[VIEWPOINT]Right movie, wrong marketingThe movie “The Host,” has attracted more than 10 million people to the box office. In order to become so successful, a movie must be equipped with enough money, good ideas and the spirits of the time. When a film satisfies those conditions, it can cross over a realm of culture and become a social phenomenon. I congratulate the director of “The Host,” Bong Joon-ho, and the producer, Choi Yong-bae, for making a movie that will be remembered in Korea’s social history.
However, that’s all the praise that I can give. “The Host” violated the coexistence rule of the Korean film and culture industry.
It was released simultaneously on 620 screens across the country, almost half of all screens nationwide. It also took possession of 68 percent of all the seats. This is an unprecedented oligopoly.
These scandalous figures could be recorded in the Guinness book of World Records. Even in capitalist heaven, the United States, people just don’t cross certain lines. “The Lord of the Rings” is a centennial piece that was the subject of much conversation, but it was released only on 3,703 screens throughout the United States, less than 10 percent of the 38,000 screens in the country.
It is not just because of ethical reasons that advanced countries regulate a monopoly and oligopoly of a market, punishing violators with astronomical fines and/or prison terms.

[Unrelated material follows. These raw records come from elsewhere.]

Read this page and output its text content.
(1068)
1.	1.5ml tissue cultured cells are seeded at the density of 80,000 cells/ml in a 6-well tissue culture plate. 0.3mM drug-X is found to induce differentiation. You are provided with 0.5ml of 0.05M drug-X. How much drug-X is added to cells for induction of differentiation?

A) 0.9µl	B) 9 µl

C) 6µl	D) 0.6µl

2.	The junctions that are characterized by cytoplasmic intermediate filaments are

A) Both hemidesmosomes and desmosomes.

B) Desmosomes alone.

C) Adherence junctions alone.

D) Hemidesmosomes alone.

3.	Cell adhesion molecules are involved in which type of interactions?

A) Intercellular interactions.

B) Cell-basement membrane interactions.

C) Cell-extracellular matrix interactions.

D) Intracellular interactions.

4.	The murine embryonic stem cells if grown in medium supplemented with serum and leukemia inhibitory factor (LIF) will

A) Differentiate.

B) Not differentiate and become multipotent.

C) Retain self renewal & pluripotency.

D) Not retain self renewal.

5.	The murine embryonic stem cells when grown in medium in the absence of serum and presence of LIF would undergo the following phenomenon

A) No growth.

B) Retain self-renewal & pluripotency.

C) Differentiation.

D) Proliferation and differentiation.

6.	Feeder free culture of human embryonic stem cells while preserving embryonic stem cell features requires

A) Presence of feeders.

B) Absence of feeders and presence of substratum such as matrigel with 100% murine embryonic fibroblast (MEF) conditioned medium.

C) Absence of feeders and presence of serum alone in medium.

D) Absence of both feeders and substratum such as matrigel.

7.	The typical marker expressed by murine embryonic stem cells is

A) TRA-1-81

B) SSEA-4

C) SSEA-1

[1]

A monopoly or an oligopoly causes serious damage to the development of a market. A monopoly or an oligopoly is a selfish act of expelling and restricting competitors from entering the market.
Therefore, instead of making an effort to increase creativity, it relies more on strategies such as occupying all the screens of the nation and launching carpet-bomb style marketing. In the end, the whole film market stops growing ― resulting in the shrinking of the market ― because the creativity of films goes down and moviegoers have a hard time finding good films to see.
“The Host” did not begin the monopoly or oligopoly. The Korean movie boom, which started with the success of the film “Swiri” in 1999, is actually the history of the growth of a “monster” named screen oligopoly. Consequently, the Korean movie boom could end up an illusion. After all, the number of people who went to the cinema has grown three times during the boom, but the video and DVD market, which was five times bigger than box office sales, has shrunk by 60 percent.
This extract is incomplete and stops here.